The same finding was confirmed with TE that none of our patients experienced significant fibrosis following DOX treatment. They all had a METAVIR score in the F0-F1 zones, compatible with no or mild fibrosis. Meanwhile, we could show that DFO even further decreased serum markers of hepatic fibrosis when administered at a dose of 10 times DOX dose. It may be promising that DFO may play a role in decreasing the chance of liver fibrosis in the long-term. Despite normal LFT, METAVIR score, APRI, FIB-4 index, and FibroTest, nobody can guarantee that these patients are protected from liver fibrosis and cirrhosis when they reach their adulthood. Therefore, there is always a concern that survivors of pediatric malignancy may suffer from multi-organ damage in the future particularly if they are treated with toxic agents such as anthracyclines with proven cardiac and possibly hepatic and renal complications. It is also important to consider that non-invasive predictors of liver fibrosis such as serum markers and FibroScan are more reliable for detection of advanced fibrosis, and are less sensitive in the early stages of liver fibrosis (F ≤ 2) [21]. Although none of our patients suffered from severe fibrosis as a result of chemotherapy effect, it is highly recommended to follow these children for at least a decade to investigate the long-term toxicity of chemotherapy agents on the liver and other organs.

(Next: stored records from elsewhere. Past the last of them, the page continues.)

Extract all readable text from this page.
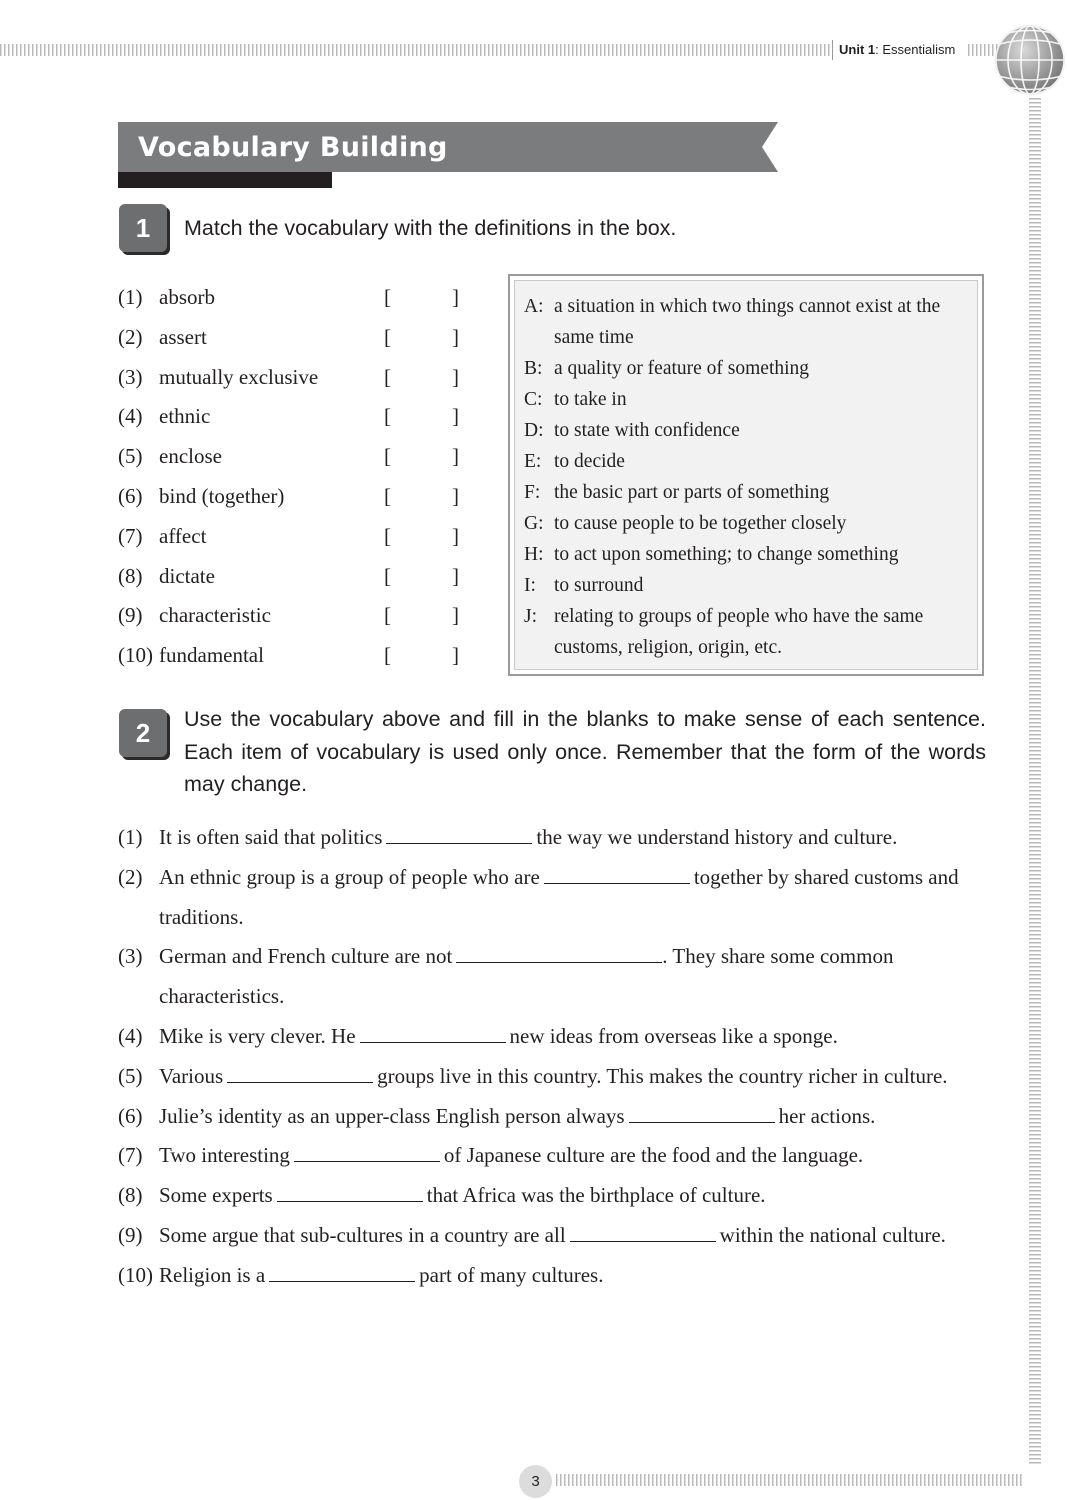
Unit 1: Essentialism
Vocabulary Building
1	Match the vocabulary with the definitions in the box.
(1) absorb	[	]
(2) assert	[	]
(3) mutually exclusive	[	]
(4) ethnic	[	]
(5) enclose	[	]
(6) bind (together)	[	]
(7) affect	[	]
(8) dictate	[	]
(9) characteristic	[	]
(10) fundamental	[	]
A: a situation in which two things cannot exist at the same time
B: a quality or feature of something
C: to take in
D: to state with confidence
E: to decide
F: the basic part or parts of something
G: to cause people to be together closely
H: to act upon something; to change something
I: to surround
J: relating to groups of people who have the same customs, religion, origin, etc.
2	Use the vocabulary above and fill in the blanks to make sense of each sentence. Each item of vocabulary is used only once. Remember that the form of the words may change.
(1) It is often said that politics	the way we understand history and culture.
(2) An ethnic group is a group of people who are	together by shared customs and traditions.
(3) German and French culture are not	. They share some common characteristics.
(4) Mike is very clever. He	new ideas from overseas like a sponge.
(5) Various	groups live in this country. This makes the country richer in culture.
(6) Julie’s identity as an upper-class English person always	her actions.
(7) Two interesting	of Japanese culture are the food and the language.
(8) Some experts	that Africa was the birthplace of culture.
(9) Some argue that sub-cultures in a country are all	within the national culture.
(10) Religion is a	part of many cultures.
3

Our study had some strengths and limitations. Regarding the strengths, it was the first randomized clinical trial in patients with cancer and especially in the pediatric age group which assessed the role of DFO as a rescue therapy to prevent liver damage induced by DOX. Up to now, only limited animal studies were conducted and this issue makes out our study as the first study of its own. Secondly, we tried to assess liver fibrosis with different modalities including FibroScan, LFT and non-invasive markers of liver fibrosis such as FibroTest, APRI and FIB-4 index. This probably helped us to increase the accuracy of our assessment.

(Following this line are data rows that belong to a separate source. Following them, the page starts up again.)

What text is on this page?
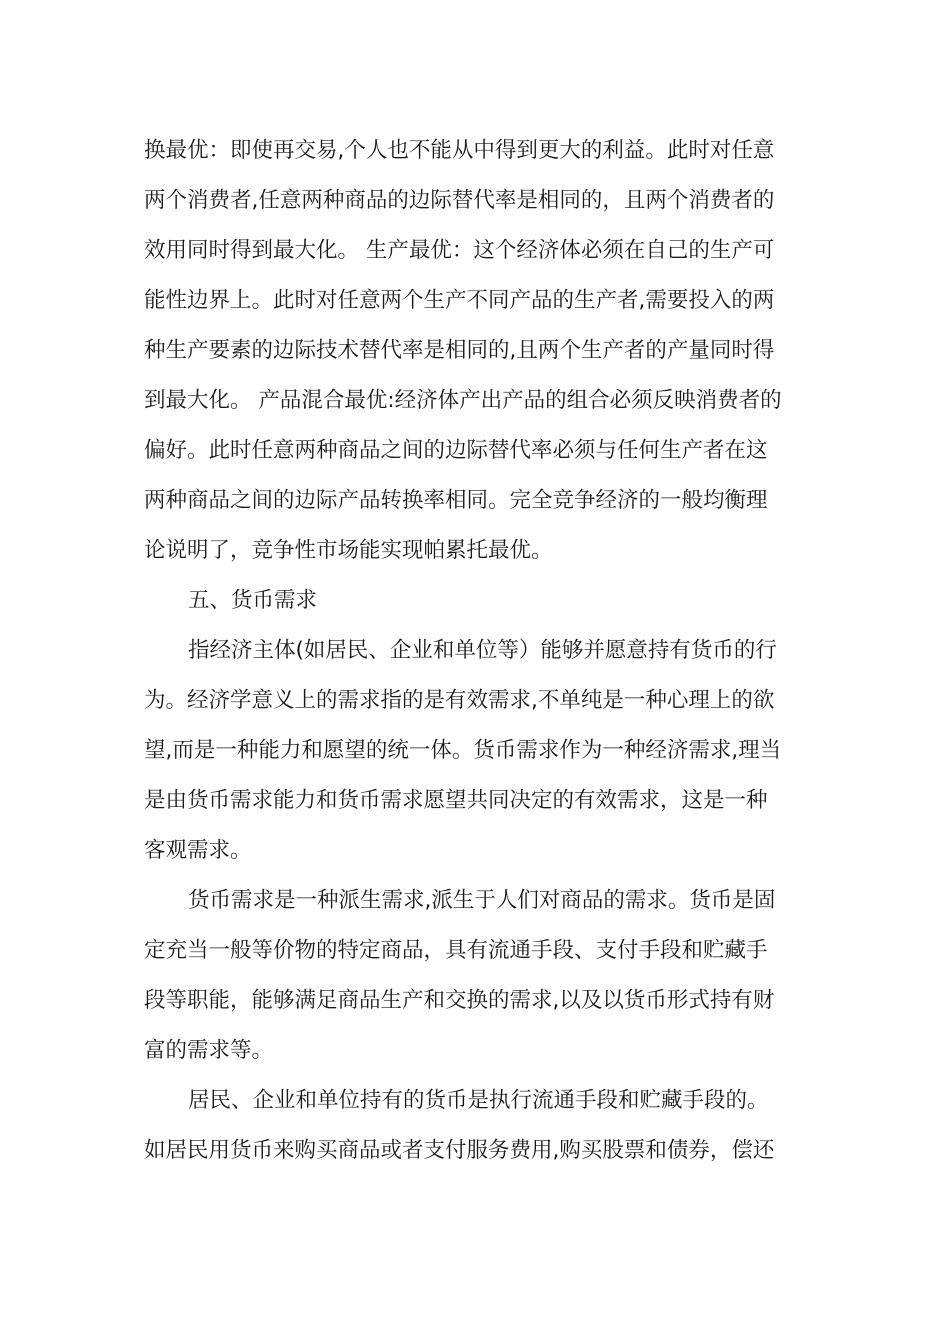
换最优：即使再交易,个人也不能从中得到更大的利益。此时对任意
两个消费者,任意两种商品的边际替代率是相同的，且两个消费者的
效用同时得到最大化。 生产最优：这个经济体必须在自己的生产可
能性边界上。此时对任意两个生产不同产品的生产者,需要投入的两
种生产要素的边际技术替代率是相同的,且两个生产者的产量同时得
到最大化。 产品混合最优:经济体产出产品的组合必须反映消费者的
偏好。此时任意两种商品之间的边际替代率必须与任何生产者在这
两种商品之间的边际产品转换率相同。完全竞争经济的一般均衡理
论说明了，竞争性市场能实现帕累托最优。
五、货币需求
指经济主体(如居民、企业和单位等）能够并愿意持有货币的行
为。经济学意义上的需求指的是有效需求,不单纯是一种心理上的欲
望,而是一种能力和愿望的统一体。货币需求作为一种经济需求,理当
是由货币需求能力和货币需求愿望共同决定的有效需求，这是一种
客观需求。
货币需求是一种派生需求,派生于人们对商品的需求。货币是固
定充当一般等价物的特定商品，具有流通手段、支付手段和贮藏手
段等职能，能够满足商品生产和交换的需求,以及以货币形式持有财
富的需求等。
居民、企业和单位持有的货币是执行流通手段和贮藏手段的。
如居民用货币来购买商品或者支付服务费用,购买股票和债券，偿还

On the other hand, the study faced some limitations. First of all, the small number of our cases and the short period of follow up hinder the generalizability of the results. A larger multi-center study with longer follow up is required to assess the reproducibility of our results. Secondly, the heterogeneity of the study population in terms of their primary diagnosis is another issue that may have confounded the results as the chemotherapy protocols were not the same in all participants. Therefore, the interaction of other chemotherapy agents with DOX and their hepatic side effects cannot be overlooked. Lastly, we didn’t have tissue biopsy to assess liver fibrosis in our patients because of ethical issues and the potential hazards of liver biopsy in cancer patients. Though FibroScan, and non-invasive serum markers of fibrosis are good alternative to liver biopsy, they are more informative in advanced fibrosis rather than early stages of liver fibrosis [26].
At the end, considering all these pros and cons of the study, our results may shed light for future researches to solve the dark sides of this puzzle. It is highly advised to run a large multi-center trial in a cohort of patients with similar malignancy such as leukemia to know whether DFO may prove beneficial in long-term protection of liver injury related to anthracyclines.